2. “One of mum’s wishes actually was 'I don't want somebody standing up there and talking about me who'd never met me, you know, who was a complete stranger, because I wouldn't want a complete stranger talking about me either, whether I'm alive or dead', so to have somebody there who had a connection with mum to hold the space is really important to us too.”
3. “I think the more open funeral directors are beginning now to really understand that it is simply much more healthy for undertakers not to be a wall between the body and the family, but undertakers that are now encouraging family members to come and wash the body, to prepare the body. You know, this to my mind is very, very healthy.”
4. "I would normally say to people once death has occurred, it's time to just sort of take stock and try and just recuperate a bit and know there's no immediate rush to do anything. You know, you'll have plenty of time for madness and, and exhaustion I think uh, just after the death, just try and look after yourself and each other."
5. “Whilst technically it's very interesting, embalming, it's not needed, and it's invasive. I came away from training as an embalmer thinking it's the last thing that I would want done to someone that I loved, after their struggle was over and death had happened. It's not needed for viewing a body or touching a body, it's only needed if a body is being repatriated overseas.”

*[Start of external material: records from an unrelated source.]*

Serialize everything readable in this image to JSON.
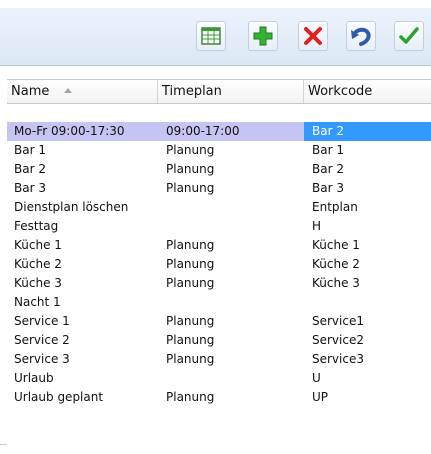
{
  "toolbar": {
    "buttons": [
      {
        "name": "table-view",
        "icon": "table-icon",
        "color": "#3a9a3a"
      },
      {
        "name": "add",
        "icon": "plus-icon",
        "color": "#27a327"
      },
      {
        "name": "delete",
        "icon": "x-icon",
        "color": "#e02020"
      },
      {
        "name": "undo",
        "icon": "undo-icon",
        "color": "#2e5aa8"
      },
      {
        "name": "confirm",
        "icon": "check-icon",
        "color": "#2aa52a"
      }
    ]
  },
  "grid": {
    "columns": {
      "name": "Name",
      "timeplan": "Timeplan",
      "workcode": "Workcode"
    },
    "rows": [
      {
        "name": "Mo-Fr 09:00-17:30",
        "timeplan": "09:00-17:00",
        "workcode": "Bar 2",
        "selected": true
      },
      {
        "name": "Bar 1",
        "timeplan": "Planung",
        "workcode": "Bar 1"
      },
      {
        "name": "Bar 2",
        "timeplan": "Planung",
        "workcode": "Bar 2"
      },
      {
        "name": "Bar 3",
        "timeplan": "Planung",
        "workcode": "Bar 3"
      },
      {
        "name": "Dienstplan löschen",
        "timeplan": "",
        "workcode": "Entplan"
      },
      {
        "name": "Festtag",
        "timeplan": "",
        "workcode": "H"
      },
      {
        "name": "Küche 1",
        "timeplan": "Planung",
        "workcode": "Küche 1"
      },
      {
        "name": "Küche 2",
        "timeplan": "Planung",
        "workcode": "Küche 2"
      },
      {
        "name": "Küche 3",
        "timeplan": "Planung",
        "workcode": "Küche 3"
      },
      {
        "name": "Nacht 1",
        "timeplan": "",
        "workcode": ""
      },
      {
        "name": "Service 1",
        "timeplan": "Planung",
        "workcode": "Service1"
      },
      {
        "name": "Service 2",
        "timeplan": "Planung",
        "workcode": "Service2"
      },
      {
        "name": "Service 3",
        "timeplan": "Planung",
        "workcode": "Service3"
      },
      {
        "name": "Urlaub",
        "timeplan": "",
        "workcode": "U"
      },
      {
        "name": "Urlaub geplant",
        "timeplan": "Planung",
        "workcode": "UP"
      }
    ]
  },
  "colors": {
    "selected_row": "#c6c4f2",
    "selected_cell": "#3399ff"
  }
}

Rehana Rose is the director of Dead Good - an intimate portrait of those dealing with their dead, supported during the ritual of care after death by a team of women who are ‘giving death back to the people’.
For nearly twenty years, a small team of women in Brighton have been changing the way people look after their dead. Supporting them to participate during the ritual of care after death and empowering all regardless of limited finances. Cara is passionate and believes in power to the people, challenging many of the accepted, traditional and often secretive ways of corporate funeral directors.
This relatively unknown work is part of an emerging movement confronting the way death is approached in modern Britain.
With extraordinary access, Rose followed three groups of people from the point of death of their loved one through to the ceremony.